Efectivos de la Fuerza de Respuesta Rápida de Iraq ingresaron hoy en el edificio del gobierno provincial de Nínive, en el oeste de Mosul, y mataron a decenas de terroristas del Estado Islámico (EI).

Miembros de esa unidad de élite del Ministerio del Interior aseguraron que en una operación de gran envergadura llevada a cabo la pasada madrugada lograron romper las líneas defensivas de los extremistas y acceder al corazón administrativo del último gran bastión del EI en este país.

‘Ellos (los soldados) mataron a decenas del Daesh (acrónimo árabe de EI) y también obligaron a la huida de otros hacia Tal Afar, más al occidente de la segunda ciudad del país, declaró el portavoz de dicha fuerza, teniente coronel Abdel Amir al-Mohammadawi.

El gobierno del primer ministro iraquí, Haider al-Abadi, destacó la importancia del avance de las tropas regulares en el oeste de Mosul, pues ayudará a lanzar ataques en el centro de la urbe, además del simbolismo que significará restablecer la autoridad del Estado allí.

Imágenes de la televisión estatal mostraron algunos edificios completamente destruidos o con severos daños, por lo que se cree que hace mucho dejaron de ser usados por el Daesh como inmuebles administrativos y más bien sirvieron de trincheras o base de operaciones.

Ayer, Mohammedawi declaró a periodistas que los inmuebles del gobierno están muy próximos al puente Al-Hurriyah (Libertad, en árabe), pero los efectivos todavía no conseguían ocuparlos debido a la presencia de explosivos y de francotiradores del EI.

Sin embargo, destacó que se acercaban progresivamente a un complejo de edificios y a una cabeza de puente en el oeste en el segundo día de una renovada ofensiva contra los terroristas.

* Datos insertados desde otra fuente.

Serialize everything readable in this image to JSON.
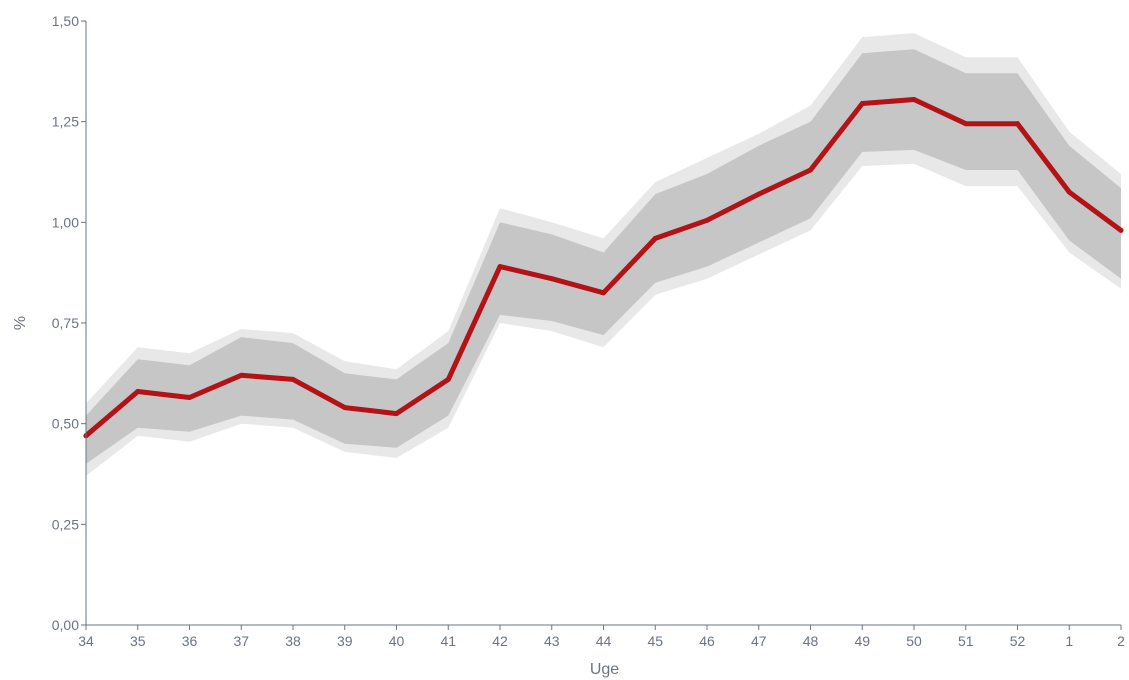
{
  "chart_data": {
    "type": "line",
    "title": "",
    "xlabel": "Uge",
    "ylabel": "%",
    "categories": [
      "34",
      "35",
      "36",
      "37",
      "38",
      "39",
      "40",
      "41",
      "42",
      "43",
      "44",
      "45",
      "46",
      "47",
      "48",
      "49",
      "50",
      "51",
      "52",
      "1",
      "2"
    ],
    "ylim": [
      0,
      1.5
    ],
    "yticks": [
      0,
      0.25,
      0.5,
      0.75,
      1.0,
      1.25,
      1.5
    ],
    "ytick_labels": [
      "0,00",
      "0,25",
      "0,50",
      "0,75",
      "1,00",
      "1,25",
      "1,50"
    ],
    "grid": false,
    "legend": "none",
    "series": [
      {
        "values": [
          0.47,
          0.58,
          0.565,
          0.62,
          0.61,
          0.54,
          0.525,
          0.61,
          0.89,
          0.86,
          0.825,
          0.96,
          1.005,
          1.07,
          1.13,
          1.295,
          1.305,
          1.245,
          1.245,
          1.075,
          0.98
        ],
        "color": "#b31217"
      }
    ],
    "inner_band": {
      "lower": [
        0.4,
        0.49,
        0.48,
        0.52,
        0.51,
        0.45,
        0.44,
        0.52,
        0.77,
        0.755,
        0.72,
        0.85,
        0.89,
        0.95,
        1.01,
        1.175,
        1.18,
        1.13,
        1.13,
        0.955,
        0.86
      ],
      "upper": [
        0.52,
        0.66,
        0.645,
        0.715,
        0.7,
        0.625,
        0.61,
        0.7,
        1.0,
        0.97,
        0.925,
        1.07,
        1.12,
        1.19,
        1.25,
        1.42,
        1.43,
        1.37,
        1.37,
        1.19,
        1.085
      ],
      "color": "#c6c6c6"
    },
    "outer_band": {
      "lower": [
        0.37,
        0.47,
        0.455,
        0.5,
        0.49,
        0.43,
        0.415,
        0.49,
        0.75,
        0.73,
        0.69,
        0.82,
        0.86,
        0.92,
        0.98,
        1.14,
        1.145,
        1.09,
        1.09,
        0.925,
        0.835
      ],
      "upper": [
        0.55,
        0.69,
        0.675,
        0.735,
        0.725,
        0.655,
        0.635,
        0.73,
        1.035,
        1.0,
        0.96,
        1.1,
        1.16,
        1.22,
        1.29,
        1.46,
        1.47,
        1.41,
        1.41,
        1.225,
        1.12
      ],
      "color": "#e8e8e8"
    },
    "axis_color": "#6b7385"
  }
}
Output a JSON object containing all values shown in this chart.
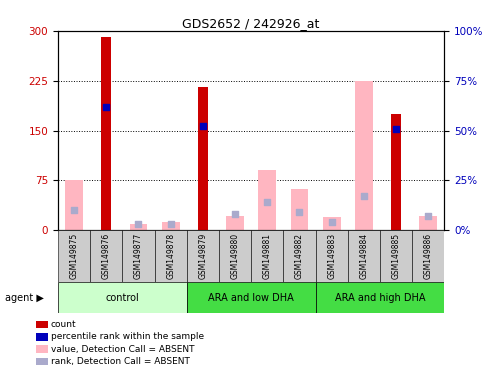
{
  "title": "GDS2652 / 242926_at",
  "samples": [
    "GSM149875",
    "GSM149876",
    "GSM149877",
    "GSM149878",
    "GSM149879",
    "GSM149880",
    "GSM149881",
    "GSM149882",
    "GSM149883",
    "GSM149884",
    "GSM149885",
    "GSM149886"
  ],
  "group_defs": [
    {
      "label": "control",
      "bg": "#CCFFCC",
      "start": 0,
      "end": 4
    },
    {
      "label": "ARA and low DHA",
      "bg": "#44DD44",
      "start": 4,
      "end": 8
    },
    {
      "label": "ARA and high DHA",
      "bg": "#44DD44",
      "start": 8,
      "end": 12
    }
  ],
  "count_values": [
    null,
    290,
    null,
    null,
    215,
    null,
    null,
    null,
    null,
    null,
    175,
    null
  ],
  "percentile_values": [
    null,
    185,
    null,
    null,
    157,
    null,
    null,
    null,
    null,
    null,
    152,
    null
  ],
  "absent_value": [
    75,
    null,
    10,
    12,
    null,
    22,
    90,
    62,
    20,
    225,
    null,
    22
  ],
  "absent_rank_left": [
    30,
    null,
    10,
    10,
    null,
    25,
    43,
    28,
    12,
    52,
    null,
    22
  ],
  "ylim_left": [
    0,
    300
  ],
  "ylim_right": [
    0,
    100
  ],
  "yticks_left": [
    0,
    75,
    150,
    225,
    300
  ],
  "yticks_right": [
    0,
    25,
    50,
    75,
    100
  ],
  "count_color": "#CC0000",
  "percentile_color": "#0000BB",
  "absent_value_color": "#FFB6C1",
  "absent_rank_color": "#AAAACC",
  "axis_label_color_left": "#CC0000",
  "axis_label_color_right": "#0000BB",
  "background_color": "#FFFFFF",
  "legend_items": [
    {
      "color": "#CC0000",
      "marker": "s",
      "label": "count"
    },
    {
      "color": "#0000BB",
      "marker": "s",
      "label": "percentile rank within the sample"
    },
    {
      "color": "#FFB6C1",
      "marker": "s",
      "label": "value, Detection Call = ABSENT"
    },
    {
      "color": "#AAAACC",
      "marker": "s",
      "label": "rank, Detection Call = ABSENT"
    }
  ]
}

Aunque las operaciones para recapturar el occidente de la segunda ciudad del país comenzaron el 19 de febrero, la resistencia de los extremistas y el mal tiempo obligó a detenerla o aminorar el ritmo de avance temporalmente, pero el lunes las fuerzas regulares registraron avances encomiables.

La Fuerza de Respuesta Rápida y los efectivos del Servicio Antiterrorista (CTS, por sus siglas en inglés) llegaron a las áreas de Dawasa y Al-Dindan con el propósito de tomar edificios gubernamentales y garantizar rutas de evacuación a civiles.

Los takfiristas (terroristas islámicos sunnitas) están empleando suicidas con carros bomba, francotiradores y bombas trampa para contener la ofensiva de unos 100 mil soldados y policías iraquíes, combatientes Peshmerga kurdos y voluntarios chiitas de la Movilización Popular (Hashid Al-Shaabi, en árabe).

Además, han disparado cohetes y obuses de mortero rellenados con agentes tóxicos desde el occidente hacia el oriente de la urbe que está bajo dominio del gobierno, denunció la televisión estatal.

Mosul, capital de la provincia norteña de Nínive dividida por el río Tigris, es el mayor y último bastión de los fundamentalistas del Daesh en Iraq, y su lado oeste todavía está en manos de los yihadistas, pues la margen oriental fue emancipada en enero.